Instructional Video for Leadership
Instructional Video
for Leadership
For anyone with even the tiniest awareness of Educational
Leadership, the reality of schools is almost entirely predicated on time.
Specifically, for leadership and leaders, the most impactful and crucial time
is that devoted to meetings. Indeed, I have argued before that the quality of
leadership is almost entirely dependant on two factors: the quality of conversations
and the quality of meetings. With a subset of meeting quality, being the amount
of voices genuinely given priority and a chance to influence the decision-making
process. Yet, at the same time, meetings as a whole are one of the things
within schools that are perhaps the most robustly resistant to change. A
meeting now would be recognisable to anyone from almost any point in previous
history.
You might argue perhaps that the use of PowerPoint is an innovation
that allows for more succinct communication (or the complete opposite, the
leading cause of death in meetings), perhaps OneNote, Microsoft Teams, or similar
tools allow a revolution within these processes? Perhaps the use of web
conferencing software like Zoom, Skype or Adobe Connect allowing more
participants in the process regardless of their physical location has changed
the form of meetings slightly? Yet despite these incremental innovations, there
seems no real way to improve upon a leadership meeting, a staff meeting or perhaps
a Professional Learning Community?
A concept I have been exploring and experimenting with is
the idea of Instructional Video and Flipped Learning, ideas most often applied
to students and pedagogy being shifted and applied to teacher colleagues and
andragogy. This means that staff may read something, or watch a short video
before attending a meeting, thus allowing far more time for genuine discussion
and engagement as colleagues rather than merely covering agenda items and reading
key documents.
It could easily be suggested that this method does not solve
the dilemma of time within schools, though it does provide a way of
re-shuffling the time that is available to allow for greater engagement within
those most core times, in this case meeting time.

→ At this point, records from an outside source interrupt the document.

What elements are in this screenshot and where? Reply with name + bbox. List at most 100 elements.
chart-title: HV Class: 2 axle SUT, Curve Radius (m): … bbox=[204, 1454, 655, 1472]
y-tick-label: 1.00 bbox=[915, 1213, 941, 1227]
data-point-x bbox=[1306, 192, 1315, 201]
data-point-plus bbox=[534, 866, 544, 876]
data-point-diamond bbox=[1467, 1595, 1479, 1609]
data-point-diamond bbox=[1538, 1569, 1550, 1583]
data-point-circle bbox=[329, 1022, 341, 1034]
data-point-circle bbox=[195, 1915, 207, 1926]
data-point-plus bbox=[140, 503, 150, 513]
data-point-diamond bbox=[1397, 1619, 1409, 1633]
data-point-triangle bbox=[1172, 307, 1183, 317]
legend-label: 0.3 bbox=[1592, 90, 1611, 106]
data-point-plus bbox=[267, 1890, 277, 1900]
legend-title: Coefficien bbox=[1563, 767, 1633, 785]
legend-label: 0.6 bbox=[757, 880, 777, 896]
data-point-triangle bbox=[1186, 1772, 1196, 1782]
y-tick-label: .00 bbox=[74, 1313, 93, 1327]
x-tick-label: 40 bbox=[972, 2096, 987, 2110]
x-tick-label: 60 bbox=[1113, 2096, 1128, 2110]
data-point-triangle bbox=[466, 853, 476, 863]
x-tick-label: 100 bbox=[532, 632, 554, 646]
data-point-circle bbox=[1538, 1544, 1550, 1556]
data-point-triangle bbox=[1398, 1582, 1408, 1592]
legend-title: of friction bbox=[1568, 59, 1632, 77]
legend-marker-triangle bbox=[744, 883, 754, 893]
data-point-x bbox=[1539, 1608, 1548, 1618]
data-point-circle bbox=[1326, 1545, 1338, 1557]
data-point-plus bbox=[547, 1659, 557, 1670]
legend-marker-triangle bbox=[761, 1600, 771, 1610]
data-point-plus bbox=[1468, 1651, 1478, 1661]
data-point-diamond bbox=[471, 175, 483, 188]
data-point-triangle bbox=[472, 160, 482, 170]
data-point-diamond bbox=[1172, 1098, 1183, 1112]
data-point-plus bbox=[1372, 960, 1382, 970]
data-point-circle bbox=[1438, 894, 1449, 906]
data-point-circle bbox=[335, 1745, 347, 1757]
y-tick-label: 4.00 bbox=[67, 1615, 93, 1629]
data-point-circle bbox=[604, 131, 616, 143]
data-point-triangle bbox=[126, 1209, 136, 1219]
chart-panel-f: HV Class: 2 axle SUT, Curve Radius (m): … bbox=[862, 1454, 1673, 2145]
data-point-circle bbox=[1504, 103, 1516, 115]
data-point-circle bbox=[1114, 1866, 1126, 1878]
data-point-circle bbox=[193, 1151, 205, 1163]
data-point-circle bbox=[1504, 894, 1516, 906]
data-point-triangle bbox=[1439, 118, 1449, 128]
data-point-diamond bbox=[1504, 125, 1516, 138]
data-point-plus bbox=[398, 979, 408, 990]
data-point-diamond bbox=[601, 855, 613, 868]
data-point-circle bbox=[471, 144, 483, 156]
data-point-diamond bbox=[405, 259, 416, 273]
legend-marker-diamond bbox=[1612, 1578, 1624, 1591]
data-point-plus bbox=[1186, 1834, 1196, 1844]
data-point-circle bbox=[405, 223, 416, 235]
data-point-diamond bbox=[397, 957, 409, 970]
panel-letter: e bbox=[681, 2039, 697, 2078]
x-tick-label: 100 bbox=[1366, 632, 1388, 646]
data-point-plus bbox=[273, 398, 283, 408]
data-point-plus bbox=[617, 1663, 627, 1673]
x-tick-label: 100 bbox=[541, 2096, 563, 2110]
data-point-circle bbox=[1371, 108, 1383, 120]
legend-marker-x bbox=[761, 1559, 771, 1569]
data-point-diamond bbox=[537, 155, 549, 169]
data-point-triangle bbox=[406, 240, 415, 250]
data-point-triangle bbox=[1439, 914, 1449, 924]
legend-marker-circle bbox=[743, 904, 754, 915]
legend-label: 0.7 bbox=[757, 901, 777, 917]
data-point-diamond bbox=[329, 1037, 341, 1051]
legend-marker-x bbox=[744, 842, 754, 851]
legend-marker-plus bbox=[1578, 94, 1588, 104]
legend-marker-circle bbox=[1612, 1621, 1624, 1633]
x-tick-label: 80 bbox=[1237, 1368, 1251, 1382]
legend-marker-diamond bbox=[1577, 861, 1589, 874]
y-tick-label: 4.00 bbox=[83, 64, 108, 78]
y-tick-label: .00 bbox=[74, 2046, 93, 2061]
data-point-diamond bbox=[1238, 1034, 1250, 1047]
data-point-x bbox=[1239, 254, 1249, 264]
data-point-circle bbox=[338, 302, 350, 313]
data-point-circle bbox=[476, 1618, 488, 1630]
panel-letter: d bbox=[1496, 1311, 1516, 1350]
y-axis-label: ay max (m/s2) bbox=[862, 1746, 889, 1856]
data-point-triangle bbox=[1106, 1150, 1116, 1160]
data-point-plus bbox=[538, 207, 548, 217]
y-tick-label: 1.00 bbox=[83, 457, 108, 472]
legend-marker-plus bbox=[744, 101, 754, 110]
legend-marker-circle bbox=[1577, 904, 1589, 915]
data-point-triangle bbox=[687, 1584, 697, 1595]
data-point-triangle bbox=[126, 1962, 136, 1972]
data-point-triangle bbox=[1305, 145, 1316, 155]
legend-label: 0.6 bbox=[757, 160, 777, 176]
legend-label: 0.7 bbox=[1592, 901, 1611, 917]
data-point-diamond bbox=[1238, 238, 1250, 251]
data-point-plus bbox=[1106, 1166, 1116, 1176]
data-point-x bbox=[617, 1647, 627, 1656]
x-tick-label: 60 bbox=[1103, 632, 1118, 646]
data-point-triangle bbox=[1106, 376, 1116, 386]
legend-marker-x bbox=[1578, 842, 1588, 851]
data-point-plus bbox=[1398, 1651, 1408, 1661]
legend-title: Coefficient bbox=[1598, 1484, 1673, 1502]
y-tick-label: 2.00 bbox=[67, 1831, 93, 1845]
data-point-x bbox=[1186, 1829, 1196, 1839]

Extending this idea out, the use of instructional video can
also be used to deliver essential communications to staff. For example, perhaps
the school is adopting a new system for communication, email, or accountability
within a Learning Management System (LMS). The content that most needs to be
covered is usually best explained visually, with voice and a tutorial, rather
than merely a series of screenshots and text descriptions.
Again, this use of technology may seem simplistic and a
small improvement upon previous methods, but in a setting where time truly is of
the essence and wherever possible, teachers and leaders aim to spend their time
committed to ‘core business’, any slight innovation that allows this to occur
is worthy of exploration.
If you accept these proposed ideas, the next question is:
How may we innovate the use of meeting time? I personally would use this time
to allow a full coverage of opinions from within the group. The same expectations
that teachers and educators have for their classes are far too often overlooked
when delivering Professional Learning and running meetings. All members of the
team should be engaged, contributing and discussing with their colleagues.
Indeed, many leading scholars comment on Professional Learning
within teaching as the greatest wasted expenses in the history of education.
This could also be applied to the vast majority of meetings, a sentiment that
many teachers would be able to echo.
Perhaps, we now have the technology, the access and the
ideas to push these concepts further and engage collaboratively at last?